In its 15th-century heyday, the façade of this pretty townhouse on the Grand Canal must have looked a psychedelic treat: the colour scheme was light blue and burgundy, with 24-carat gold highlights. Though the colour has worn off, the Grand Canal frontage of Ca' d'Oro - built for merchant Marin Contarini between 1421 and 1431 - is still the most elaborate example of the florid Venetian Gothic style besides the Doge's Palace.
Inside, little of the original structure and decor has survived. The pretty courtyard was reconstructed with its original 15th-century staircase and well-head a century ago by Baron Franchetti; the mosaic floor is a 19th-century imitation of the floors in San Marco. The Baron also assembled the collection of paintings, sculptures and coins that is exhibited inside.
The highlight of the collection is Mantegna's St Sebastian, a powerful late work; the Palladian frame contrasts oddly with the saint's existential anguish. The rest is good in parts, though not necessarily the parts you would expect.
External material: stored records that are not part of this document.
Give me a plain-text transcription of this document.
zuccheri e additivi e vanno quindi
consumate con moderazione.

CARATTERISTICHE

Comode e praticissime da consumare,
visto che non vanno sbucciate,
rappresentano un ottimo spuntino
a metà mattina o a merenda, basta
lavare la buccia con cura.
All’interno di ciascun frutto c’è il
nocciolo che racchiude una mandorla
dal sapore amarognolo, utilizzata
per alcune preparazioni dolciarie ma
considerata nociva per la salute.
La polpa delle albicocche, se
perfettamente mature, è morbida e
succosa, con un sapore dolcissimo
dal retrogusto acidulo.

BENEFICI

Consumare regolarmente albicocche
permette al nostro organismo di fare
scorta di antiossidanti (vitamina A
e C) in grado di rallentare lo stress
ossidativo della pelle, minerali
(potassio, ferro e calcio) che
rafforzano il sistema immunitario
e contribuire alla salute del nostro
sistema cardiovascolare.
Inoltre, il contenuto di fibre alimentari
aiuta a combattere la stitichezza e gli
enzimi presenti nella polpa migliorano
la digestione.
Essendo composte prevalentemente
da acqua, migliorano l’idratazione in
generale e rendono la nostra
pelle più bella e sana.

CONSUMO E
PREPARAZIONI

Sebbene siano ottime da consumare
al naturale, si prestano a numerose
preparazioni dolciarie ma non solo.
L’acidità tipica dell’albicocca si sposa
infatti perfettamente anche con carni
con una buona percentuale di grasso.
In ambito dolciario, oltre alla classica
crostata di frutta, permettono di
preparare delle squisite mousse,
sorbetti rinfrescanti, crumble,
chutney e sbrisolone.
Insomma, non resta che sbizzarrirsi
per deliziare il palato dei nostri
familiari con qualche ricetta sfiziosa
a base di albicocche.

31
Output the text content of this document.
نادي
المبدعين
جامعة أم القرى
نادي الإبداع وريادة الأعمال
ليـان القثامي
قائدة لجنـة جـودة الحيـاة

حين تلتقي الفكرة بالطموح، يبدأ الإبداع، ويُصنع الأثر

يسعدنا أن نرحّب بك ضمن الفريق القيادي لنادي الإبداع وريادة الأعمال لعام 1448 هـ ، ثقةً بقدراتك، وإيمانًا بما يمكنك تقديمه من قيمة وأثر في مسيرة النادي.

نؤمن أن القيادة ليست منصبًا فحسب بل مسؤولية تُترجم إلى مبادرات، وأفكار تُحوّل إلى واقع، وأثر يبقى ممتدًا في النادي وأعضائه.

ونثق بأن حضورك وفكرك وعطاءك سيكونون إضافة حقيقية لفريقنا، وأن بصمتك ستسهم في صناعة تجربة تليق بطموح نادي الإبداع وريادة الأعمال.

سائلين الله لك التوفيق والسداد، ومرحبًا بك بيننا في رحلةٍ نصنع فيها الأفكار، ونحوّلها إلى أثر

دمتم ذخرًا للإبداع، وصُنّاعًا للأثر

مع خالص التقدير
A small medal of Sultan Mohammed II by Gentile Bellini (a souvenir of his years in Constantinople, being restored as this guide went to press) is more impressive than the worse than faded frescoes by Titian and Giorgione removed from the Fondaco dei Tedeschi. There are some good Renaissance bronzes from deconsecrated churches and small but vigorous plaster models by Bernini for the statues on the fountains in Rome's piazza Navona.